Lago Vista Strength and Conditioning Week 1

Saturday was the last workout of the week for this strength and conditioning phase.  As mentioned in previous posts, this is a 4 week cycle in which I’m focusing on adding strength to 4 different lifts including the:

  • Bench Press
  • Front Squat
  • Snatch
  • Split Jerk

Each strength workout follows a specific protocol with the reps and the weight.  The idea is to lift submaximal poundages, gradually increasing the volume, and the weight, resulting in becoming stronger over time.   If you’re serious about getting stronger – I mean really serious not just pipe dream serious then you must have a plan and it must be detailed.  I know exactly what weight I’m using for each set, how long I’m resting in between sets and how many reps I’m going to get on each set.

The last workout of Week 1 was the Split Jerk.  I did four sets, 3 reps per set and slightly increased the weight on each set.  I was really focused on form.  This lift is all about athleticism and moving quickly during each part of the lift.  You want to position your body correctly so that you’re making the weight as light as possible as it passes through space to the top of the rep.  It takes practice.  Lots of practice.  Tons of books have been written about these types of lifts, breaking down each excruciating detail into its finest point.  It’s actually pretty fun to learn these lifts and the benefits are many.

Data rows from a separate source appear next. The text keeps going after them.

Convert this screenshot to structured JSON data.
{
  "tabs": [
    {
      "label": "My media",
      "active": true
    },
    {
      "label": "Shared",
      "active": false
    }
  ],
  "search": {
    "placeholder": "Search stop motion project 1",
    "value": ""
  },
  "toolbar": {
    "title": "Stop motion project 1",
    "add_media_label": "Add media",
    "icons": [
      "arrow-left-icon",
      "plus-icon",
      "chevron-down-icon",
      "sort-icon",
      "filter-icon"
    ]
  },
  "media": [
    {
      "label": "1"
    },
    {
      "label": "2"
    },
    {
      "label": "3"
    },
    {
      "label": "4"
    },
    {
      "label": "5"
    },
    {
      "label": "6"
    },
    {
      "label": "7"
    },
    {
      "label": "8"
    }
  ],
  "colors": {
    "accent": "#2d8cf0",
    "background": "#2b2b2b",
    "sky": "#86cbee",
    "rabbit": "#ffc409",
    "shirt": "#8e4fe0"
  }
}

The next part of the workout was EMOM.  Using a specific weight and jerking it for 4 reps every minute on the minute.  This was tough because this lift has a lot going on and each rep takes longer than say a bench press.  There is definitely a conditioning element going on here.  At the end of the 10 minutes, it was time to rest for a few before tackling the conditioning part of the workout which was 75 burpees as fast as possible (using good form).  My time was 7:15.

I haven’t done these for more than 10 or 15 at a time so this was definitely a challenge.  My goal was 10 minutes or less. Next up is week 2 of 4.  I’m anxious to keep progressing, as the weather warms up, I become even more motivated looking to a fun filled Summer.  I want to be in my best shape with lots of energy to have fun with my kids. Working out regularly and following a good nutritional plan will all but assure us of that.